FMM: How can Muslim societies make their indigenous concepts of democracy and representative government compatible with liberal notions of individual rights? Will they be able to do this?

Ahmad: The Turkish experience demonstrates how this can happen. In Turkey the secular ruling elites relied on military power to maintain their grip on society while the Islamist movement blossoming in the new entrepreneurial middle class of Anatolia has struggled for human rights and a liberalized economy. Of course, these are not American liberals, and they have a conservative social agenda, but their record on democracy, representative government and economic reform is very impressive. (The Justice and Development Party took inflation down from 80% to a single digit.) When it comes to making money, they live up to the American standards. They have used that money, not to indulge in drugs or build Playboy mansions, but to start schools and charitable organizations that have further whetted the Turkish appetite for reform. It was not the government but these private charities that came to the rescue when the earthquake hit Turkey. It is these schools, not the government schools, that are educating a new generation of business people, journalists, and intellectuals willing to think for themselves. They are motivated by a deep religious conviction in the direct responsibility of the individual to the Creator.

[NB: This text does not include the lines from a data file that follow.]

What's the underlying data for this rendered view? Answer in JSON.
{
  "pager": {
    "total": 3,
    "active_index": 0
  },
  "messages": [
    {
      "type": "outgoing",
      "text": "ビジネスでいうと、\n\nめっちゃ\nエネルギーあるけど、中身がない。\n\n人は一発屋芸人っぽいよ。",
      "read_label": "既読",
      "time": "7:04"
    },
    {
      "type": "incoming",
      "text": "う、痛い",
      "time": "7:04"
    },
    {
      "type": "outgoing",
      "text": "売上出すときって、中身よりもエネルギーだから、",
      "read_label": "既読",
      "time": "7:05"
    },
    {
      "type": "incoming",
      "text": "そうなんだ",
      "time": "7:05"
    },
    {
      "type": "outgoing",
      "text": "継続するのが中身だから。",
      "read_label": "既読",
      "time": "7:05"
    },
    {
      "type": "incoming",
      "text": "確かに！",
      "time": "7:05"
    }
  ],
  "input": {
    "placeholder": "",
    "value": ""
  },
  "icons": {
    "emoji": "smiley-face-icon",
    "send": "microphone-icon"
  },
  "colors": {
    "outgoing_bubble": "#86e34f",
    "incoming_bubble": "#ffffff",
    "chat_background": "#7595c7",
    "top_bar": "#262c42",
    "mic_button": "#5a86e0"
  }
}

FMM: How has the Muslim community, both in the United States and abroad, responded to your message?

Ahmad: The response has been mostly favorable. Our book Islam and the Discovery of Freedom (a running commentary on the chapter on Islam in Rose Wilder Lane’s Discovery of Freedom) is now in its third printing and Signs in the Heavens (on the role of individual critical thinking to the progress) is in its second edition. Our website gets over 100,000 hits per month from over ten thousand unique visitors. I have been invited to speak at conferences in Turkey, Morocco, and Malaysia and most recently to give the keynote address at a conference on Islam and science in India. Donors to the Minaret of Freedom Institute include not only many Muslim Americans, but a Saudi entrepreneur. The response has been most favorable among the young people. At a conference in Turkey young people swarmed up after my talk to say that they were certain that what I said was correct because what their elders were saying made no sense. I have been invited to speak at mosques around the country and have collaborated with major organizations such as the International Institute for Islamic Thought and the Association of Muslim Social Scientists with whom we produced the Directory of Experts on Islamic Studies and Muslim Affairs. A member of Fethullah Gulen’s movement (based in Turkey and influential in many Central Asian countries) has asked me to write a book about how that movement touches on issues of liberty, human rights, and free markets. Although I have found few Muslims who have accepted the libertarian message whole (there have been some), the response in that respect is no different from the American public as a whole to libertarian activism. The basic message, however, that Islam must be understood to favor critical thinking, justice, human rights, and free markets, has received a favorable response from Muslims in general and an enthusiastic response from the young Muslims in particular. It is the latter who will determine the course of Islam in the future.

We would like to thank Dr. Ahmad for his time and wish him well in his future academic and political pursuits.